Many anglers think there’s only one tactic to catch a steelhead: standing in a cold river with numb fingers swinging a big, pushy streamer through a deep run on a blustery winter day. Sure you could do that, and you could even catch some nice fish, but you could also chase summer steelhead in a bathing suit on a bluebird sunny day.
Postfly Ambassador Maddie Filomeo lives in Northern California and got her first taste of steelhead last year. A big time trout angler, Filomeo used her skills chasing rainbows and applied them to getting after some summer steel. “My reaction to catching my first summer steelhead was just pure excitement,” she said. “Those fish are fighters!” Use her tips to get started and get hooked into the best fight you’ll find standing in the river this summer.
Don’t Be Shy Of Fast Water
Most anglers look for the slow deep water and totally ignore the faster water. While you can often find steelhead sitting deep in slower pools, that doesn’t mean you can’t catch them where you’d expect a rainbow to be sitting. “Others warned me to stay away from fast water because they said it wouldn’t hold fish,” Filomeo said. “Don’t be afraid to fish fast water!”
“My biggest steelhead last year was caught just below a large riffle,” she said. When you’re looking where to cast, remember that steelhead are still rainbow trout, just ones that have gone off and lived in the ocean for a few years. They’ll often hide in the same spots as rainbows, albeit larger ones since they’re often twice the size, or even bigger.
Drop A Bead
“One of the techniques I learned that was extremely helpful in catching me my first steelhead was using a big, weighted bug with a pegged bead as a dropper,” said Filomeo. Experiment on bead colors until you find the one that works best for your local fishery. “A cloudy peach bead or even the occasional chartreuse bead worked best for me,” said Filomeo.
When you first get to your spot, try the top of the run first and then work your way down until you’ve covered the full spectrum of water. Steelhead are often feeding lower in the water column, which is why the weighted pattern is so effective. Filomeo said, “Letting it drift trough the top of a tailout and even letting it swing into the slower water near the banks is extremely effective.”

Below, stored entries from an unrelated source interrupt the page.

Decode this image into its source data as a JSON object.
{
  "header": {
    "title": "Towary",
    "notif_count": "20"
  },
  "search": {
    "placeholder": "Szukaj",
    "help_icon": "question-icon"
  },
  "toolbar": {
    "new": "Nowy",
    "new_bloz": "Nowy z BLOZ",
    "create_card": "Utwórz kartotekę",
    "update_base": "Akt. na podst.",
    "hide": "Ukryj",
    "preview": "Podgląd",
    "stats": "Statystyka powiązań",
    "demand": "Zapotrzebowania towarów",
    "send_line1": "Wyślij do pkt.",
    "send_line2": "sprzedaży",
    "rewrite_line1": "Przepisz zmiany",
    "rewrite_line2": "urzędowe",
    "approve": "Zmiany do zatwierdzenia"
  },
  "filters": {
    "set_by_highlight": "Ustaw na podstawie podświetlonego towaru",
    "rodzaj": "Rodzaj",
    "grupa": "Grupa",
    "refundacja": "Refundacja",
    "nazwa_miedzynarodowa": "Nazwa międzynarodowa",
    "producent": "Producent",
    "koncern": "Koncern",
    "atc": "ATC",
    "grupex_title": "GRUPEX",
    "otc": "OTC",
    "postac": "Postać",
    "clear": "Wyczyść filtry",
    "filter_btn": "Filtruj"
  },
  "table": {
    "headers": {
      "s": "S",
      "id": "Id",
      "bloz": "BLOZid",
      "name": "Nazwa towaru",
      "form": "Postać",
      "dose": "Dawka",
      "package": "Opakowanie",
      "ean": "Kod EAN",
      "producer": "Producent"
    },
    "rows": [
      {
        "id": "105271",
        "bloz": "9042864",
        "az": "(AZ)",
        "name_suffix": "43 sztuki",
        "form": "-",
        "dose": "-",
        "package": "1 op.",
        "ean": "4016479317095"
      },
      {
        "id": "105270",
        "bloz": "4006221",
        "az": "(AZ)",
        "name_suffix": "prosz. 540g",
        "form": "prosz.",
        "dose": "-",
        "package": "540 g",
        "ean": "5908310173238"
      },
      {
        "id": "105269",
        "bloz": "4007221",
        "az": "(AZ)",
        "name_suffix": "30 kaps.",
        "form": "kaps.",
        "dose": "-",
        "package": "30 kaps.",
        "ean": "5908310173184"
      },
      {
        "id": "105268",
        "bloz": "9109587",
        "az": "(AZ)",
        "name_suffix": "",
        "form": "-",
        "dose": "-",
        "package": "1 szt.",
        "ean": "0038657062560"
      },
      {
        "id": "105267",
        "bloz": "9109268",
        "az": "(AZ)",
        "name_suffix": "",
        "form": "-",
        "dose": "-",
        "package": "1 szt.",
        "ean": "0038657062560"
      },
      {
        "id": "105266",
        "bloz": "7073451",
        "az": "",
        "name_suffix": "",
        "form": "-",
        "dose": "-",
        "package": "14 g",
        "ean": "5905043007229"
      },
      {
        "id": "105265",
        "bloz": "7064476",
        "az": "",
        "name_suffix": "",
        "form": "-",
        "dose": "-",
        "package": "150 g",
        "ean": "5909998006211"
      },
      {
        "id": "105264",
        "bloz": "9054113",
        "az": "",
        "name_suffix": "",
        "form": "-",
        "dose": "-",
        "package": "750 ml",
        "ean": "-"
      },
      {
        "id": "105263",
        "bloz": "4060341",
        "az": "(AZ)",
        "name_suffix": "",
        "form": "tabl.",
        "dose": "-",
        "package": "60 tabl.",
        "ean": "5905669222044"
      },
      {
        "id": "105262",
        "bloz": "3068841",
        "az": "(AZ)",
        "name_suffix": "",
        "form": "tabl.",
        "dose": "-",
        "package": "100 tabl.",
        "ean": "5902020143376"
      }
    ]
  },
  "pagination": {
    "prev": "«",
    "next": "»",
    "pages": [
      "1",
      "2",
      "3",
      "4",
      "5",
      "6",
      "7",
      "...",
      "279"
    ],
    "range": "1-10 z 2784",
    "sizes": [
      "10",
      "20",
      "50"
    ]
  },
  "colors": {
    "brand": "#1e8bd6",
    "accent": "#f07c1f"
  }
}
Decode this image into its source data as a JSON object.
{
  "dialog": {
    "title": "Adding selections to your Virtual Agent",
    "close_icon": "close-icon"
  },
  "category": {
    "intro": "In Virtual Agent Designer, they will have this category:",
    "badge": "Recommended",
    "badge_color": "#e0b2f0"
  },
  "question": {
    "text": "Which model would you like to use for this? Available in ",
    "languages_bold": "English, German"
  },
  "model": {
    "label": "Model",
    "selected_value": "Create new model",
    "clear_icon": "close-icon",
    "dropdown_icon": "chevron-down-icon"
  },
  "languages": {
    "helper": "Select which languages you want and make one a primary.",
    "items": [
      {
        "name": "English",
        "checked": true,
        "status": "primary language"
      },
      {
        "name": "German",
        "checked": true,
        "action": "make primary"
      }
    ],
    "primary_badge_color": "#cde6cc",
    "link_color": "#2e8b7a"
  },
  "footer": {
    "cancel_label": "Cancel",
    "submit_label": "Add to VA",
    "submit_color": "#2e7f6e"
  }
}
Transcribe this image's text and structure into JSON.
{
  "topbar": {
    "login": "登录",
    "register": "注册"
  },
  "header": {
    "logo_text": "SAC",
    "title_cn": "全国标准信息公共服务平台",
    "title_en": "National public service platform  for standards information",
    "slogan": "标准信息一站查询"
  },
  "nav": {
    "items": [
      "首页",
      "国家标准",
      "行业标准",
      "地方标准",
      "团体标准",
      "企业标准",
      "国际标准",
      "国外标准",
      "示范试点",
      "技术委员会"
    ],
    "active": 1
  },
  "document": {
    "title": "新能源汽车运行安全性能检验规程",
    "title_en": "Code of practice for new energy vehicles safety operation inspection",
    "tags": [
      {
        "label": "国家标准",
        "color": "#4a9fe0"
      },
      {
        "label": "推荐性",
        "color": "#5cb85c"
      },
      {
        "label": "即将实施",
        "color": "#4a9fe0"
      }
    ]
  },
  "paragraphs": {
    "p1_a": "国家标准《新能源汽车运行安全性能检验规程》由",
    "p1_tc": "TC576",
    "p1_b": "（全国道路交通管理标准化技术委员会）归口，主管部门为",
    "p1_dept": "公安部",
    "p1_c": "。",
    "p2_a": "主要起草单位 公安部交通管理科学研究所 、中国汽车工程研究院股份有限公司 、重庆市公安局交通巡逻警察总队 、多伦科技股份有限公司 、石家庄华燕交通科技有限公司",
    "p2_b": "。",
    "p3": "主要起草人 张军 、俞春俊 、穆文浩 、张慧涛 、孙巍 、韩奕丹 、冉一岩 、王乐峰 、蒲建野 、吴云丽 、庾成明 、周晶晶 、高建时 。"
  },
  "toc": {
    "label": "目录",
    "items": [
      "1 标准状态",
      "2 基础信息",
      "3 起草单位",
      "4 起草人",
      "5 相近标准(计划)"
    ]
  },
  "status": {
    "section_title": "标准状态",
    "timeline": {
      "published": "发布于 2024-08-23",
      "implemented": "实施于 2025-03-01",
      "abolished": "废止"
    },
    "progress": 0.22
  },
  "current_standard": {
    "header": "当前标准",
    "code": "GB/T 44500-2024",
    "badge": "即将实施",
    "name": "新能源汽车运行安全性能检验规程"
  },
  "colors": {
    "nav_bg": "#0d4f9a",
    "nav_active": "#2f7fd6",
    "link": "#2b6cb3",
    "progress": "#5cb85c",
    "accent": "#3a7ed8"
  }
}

When In Doubt, Swing It Out
Just like those winter steelheaders, swinging your presentations is an effective way to catch summer fish. Cast at a 45-degree, downriver angle and let your fly line swing out and away from you in the current until your line is pointing downstream. “For those people who like to swing, black and blue intruders seem to work well year-round,” said Filomeo.
Letting your line hang straight downriver is called a dangle; how long you choose to let the fly soak like that is up to you, but most anglers prefer to recast shortly after the line goes straight. However long you chose, just be prepared for the strong tug that has hooked so many anglers on these strong, beautiful fish.